Revenons aux fondamentaux

octobre 10, 2011 0 Par Michel Santi

A l’unisson, l’économiste de base et le politique n’ont de cesse de s’interroger: Que se passe-t-il-t-il et quelles erreurs commettons-nous ? Pourquoi nos économies n’émergent-elles pas de la crise et de la récession « comme prévu » ? Pourquoi les taux du chômage au sein de nos nations « développées » ne cessent-ils de s’aggraver – les USA comptent ainsi officiellement 11 millions de sans emplois, le chiffre réel étant bien plus élevé – alors que le redémarrage de l’activité s’était effectué sans trop de difficultés lors des crises ayant  épisodiquement secoué nos économies depuis une trentaine d’années ? En fait, si ces brillants cerveaux ne parviennent à trouver la bonne réponse, c’est parce qu’ils posent la mauvaise question… Car, à la vérité, la récession et la crise actuelles ne sont simplement pas de même nature que les précédentes.

 

Ainsi, tandis que les chocs précédents se produisaient dans un contexte général économique relativement sain et que les entreprises –  qui
parvenaient  à digérer assez aisément un ralentissement certes violent mais qui restait limité dans le temps  – se remettaient à embaucher une fois l’orage passé.

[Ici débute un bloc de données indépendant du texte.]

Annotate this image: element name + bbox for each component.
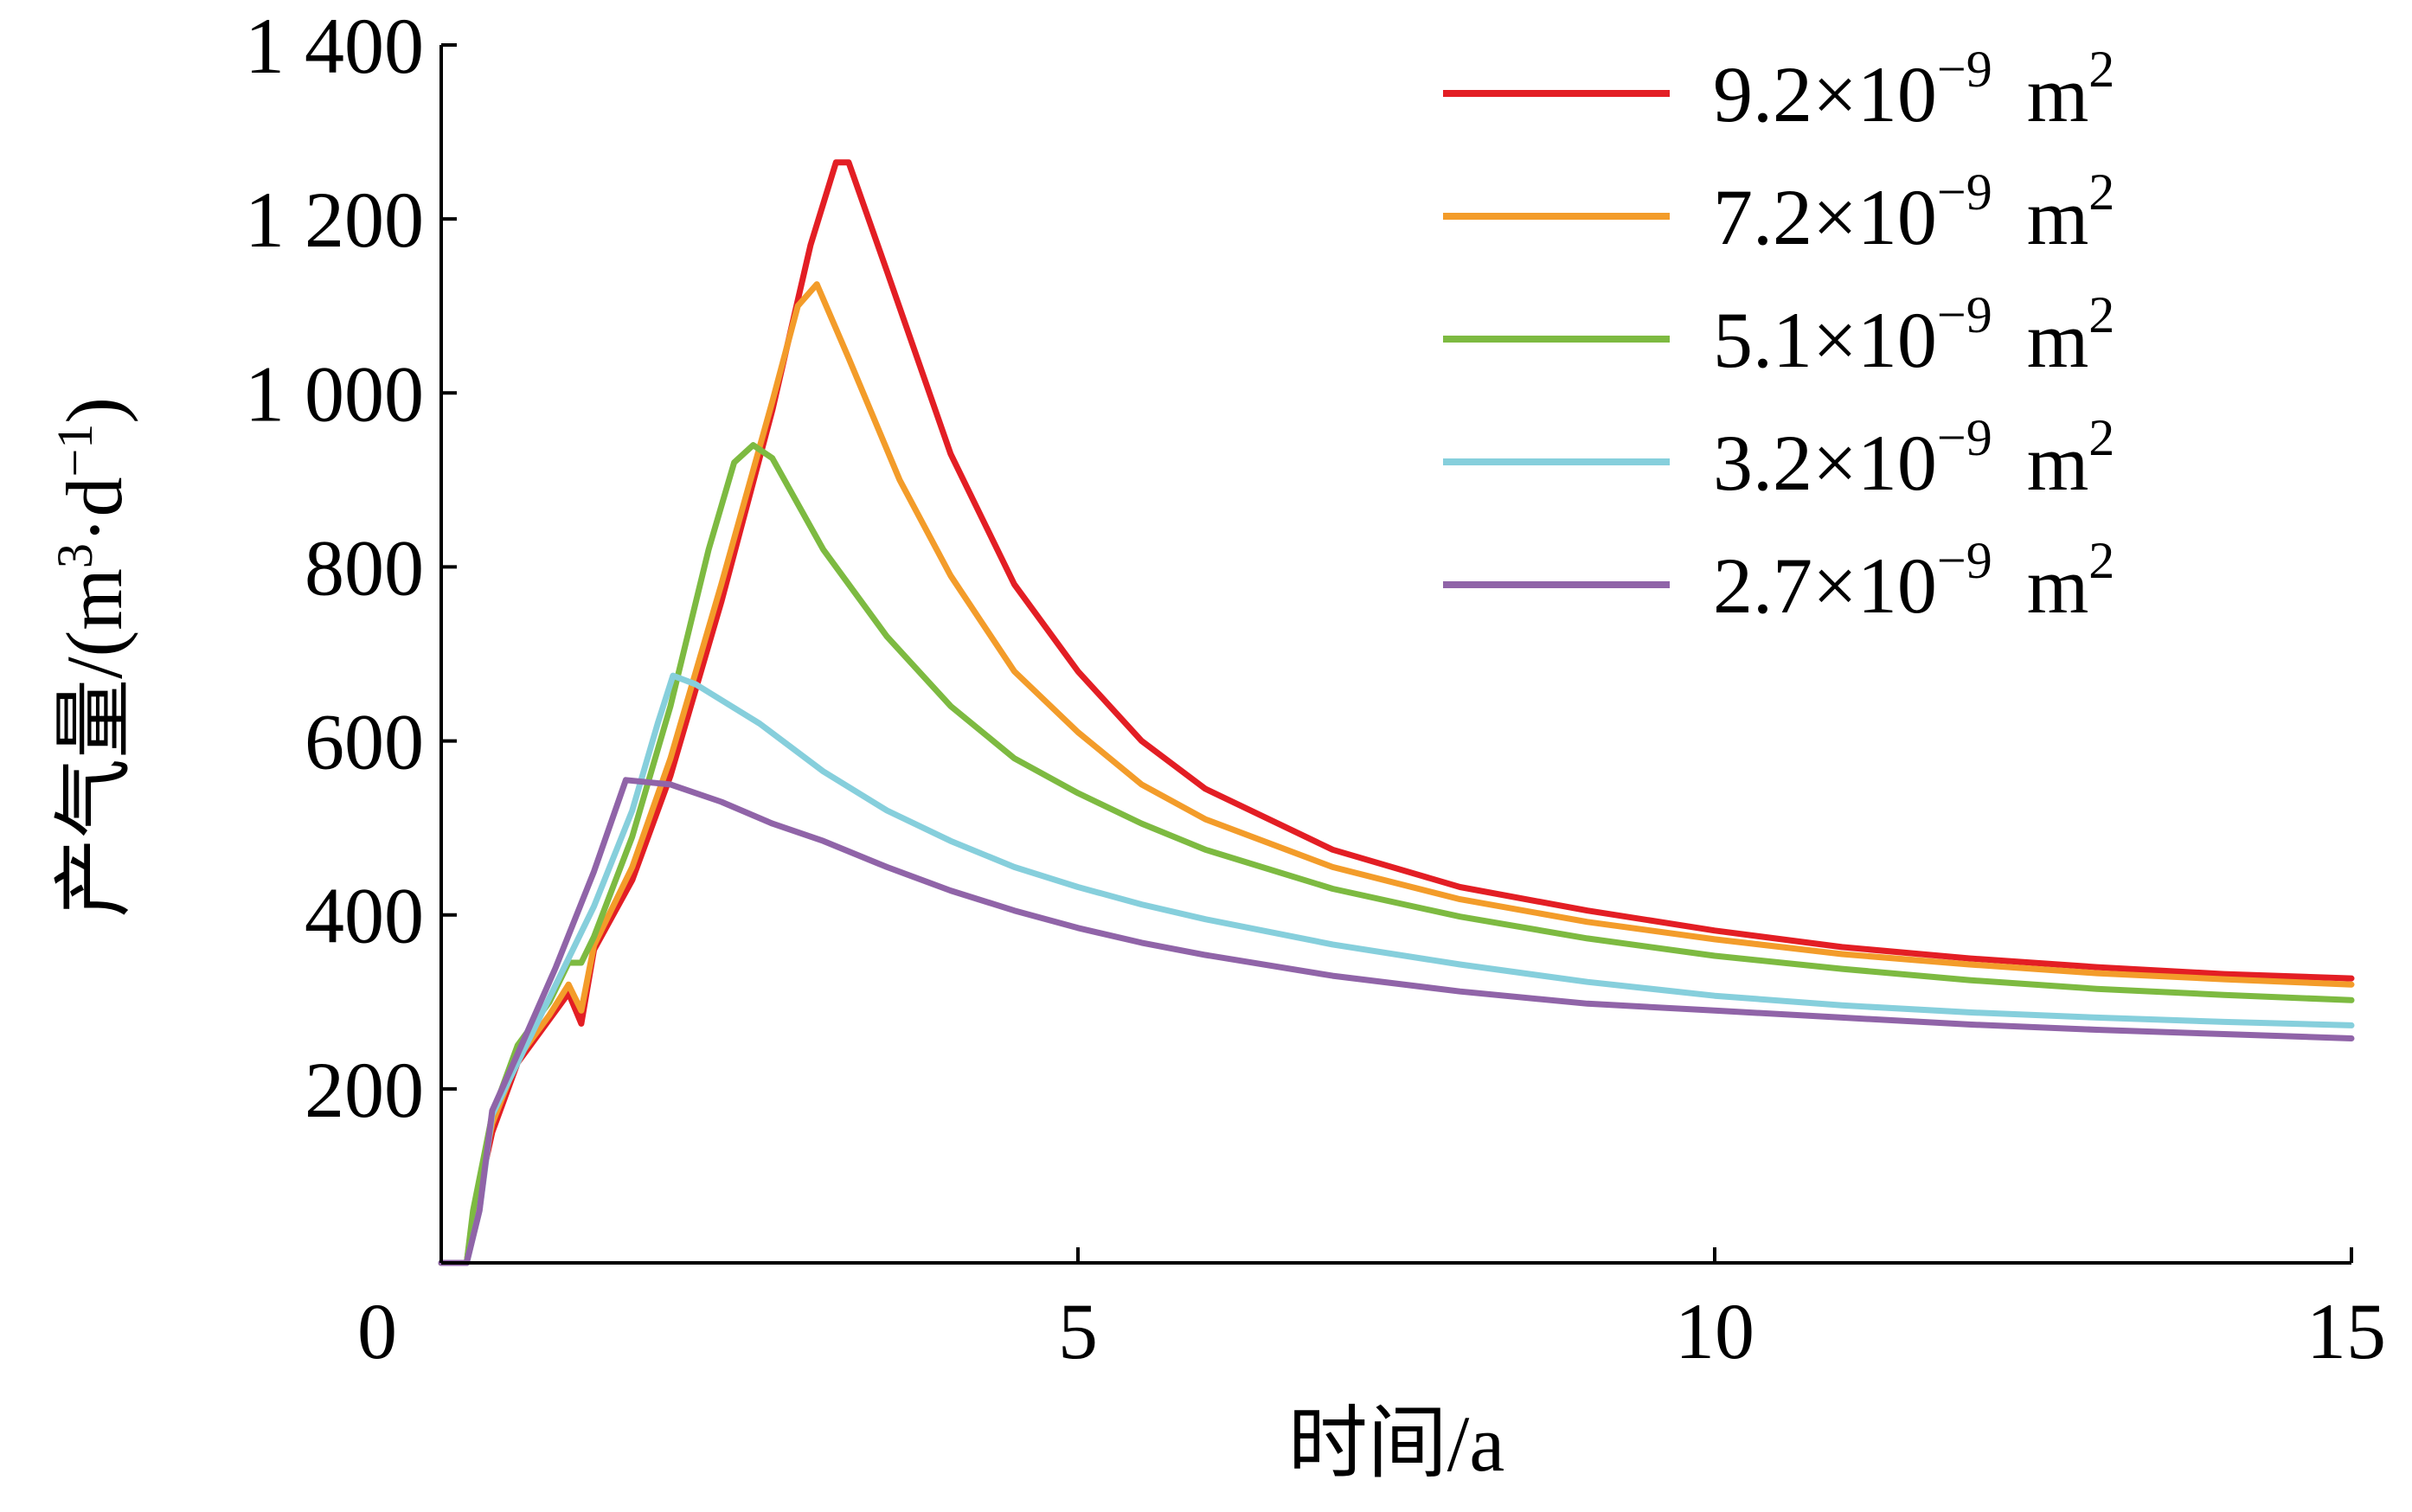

La crise démarrée en 2007, elle, a fait son lit dans un environnement chargé de dettes … à moins qu’elle n’ait précisément été suscitée par ce trop plein de déficits ?  Cette distinction est fondamentale car la dynamique de la reprise s’en trouve complètement bouleversée : une économie croulant sous les dettes ayant en effet tendance à se redresser très péniblement et uniquement à long terme. Ce phénomène – qualifié judicieusement en anglais de « deleveraging » –  consiste banalement à limiter drastiquement ses dépenses afin de rembourser ses dettes et payer ses factures.

 

Du reste, une toute récente étude de la Réserve Fédérale américaine conduite auprès de 238 pays démontre le rôle crucial joué par le fardeau de l’endettement dans le rythme de la croissance économique.  La conclusion de ce travail révèle effectivement que les engagements importants des ménages et des entreprises restent – de loin – l’obstacle principal à une croissance solide et durable.  Le cas du Japon des années 1990 ne nous indique-t-il pas en effet qu’une récession induite par une crise de solvabilité ne se remédie que par le redressement des bilans des sociétés et des budgets des ménages ? Ce préalable élémentaire semble pourtant royalement ignoré par la classe dirigeante – principalement aux Etats-Unis – qui se disperse, qui brûle toutes ses munitions et qui tente d’anesthésier les citoyens à la faveur des injections de liquidités et autres exhortations à la consommation alors que seul un traitement du mal à sa racine est  capable de soulager nos économies meurtries par tant de dettes. Il est vrai que cette solution ne déroule ses effets que sur la durée comme il est vrai que le projet et calcul d’un responsable politique ne dépassent pas le terme des prochaines élections…

 

Pour autant, les données factuelles sont d’une limpidité indiscutable : ce n’est pas les impôts qui freinent la croissance, ce n’est pas l’intensification de la règlementation qui nuit au redémarrage économique. Le seul et unique responsable en est ce fameux deleveraging, soit le remboursement par les consommateurs, par les entreprises et bien-sûr par les Etats de leurs déficits en l’absence duquel tout semblant de croissance ne sera qu’illusion.  Ainsi, suite à l’implosion de deux bulles – de l’immobilier puis du crédit -, les ménages américains semblent avoir enfin compris la vanité des approches entreprises à grands frais par leurs responsables politiques et économiques les poussant à consommer et à dépenser toujours plus. Ils ont ainsi réduit depuis le début de la crise les niveaux de leur endettement pour les ramener de 130% de leurs revenus en 2007 à 115% en fin d’année 2010, loin toutefois du niveau de 75% prévalant il y a une vingtaine d’années. De même ont-ils fait progresser leur épargne tombée dès 2005 à des paliers quasi inexistants.

 

Ce bon sens populaire n’est cependant pas encouragé par les autorités qui s’entêtent à stimuler davantage, comme emmurées dans un univers parallèle où seule la relance de la demande agrégée serait digne d’intérêt … quand l’intuition collective enseigne aux citoyens qu’il est à présent temps de digérer les excès du passé. Les instruments monétaires classiques comme les directives néo-keynésiennes de la dépense tous azimut ne ramèneront pas une croissance dont pourraient bénéficier les générations de demain et qui seule devrait compter aux yeux de celles et ceux qui nous dirigent. Les remèdes traditionnels sont condamnés à l’échec et seule une approche directe – ainsi que du temps – sont susceptibles de soulager nos économies moribondes. Le remboursement des dettes puis le retour de l’épargne sont en effet la substance même de l’investissement de demain et de la croissance stable.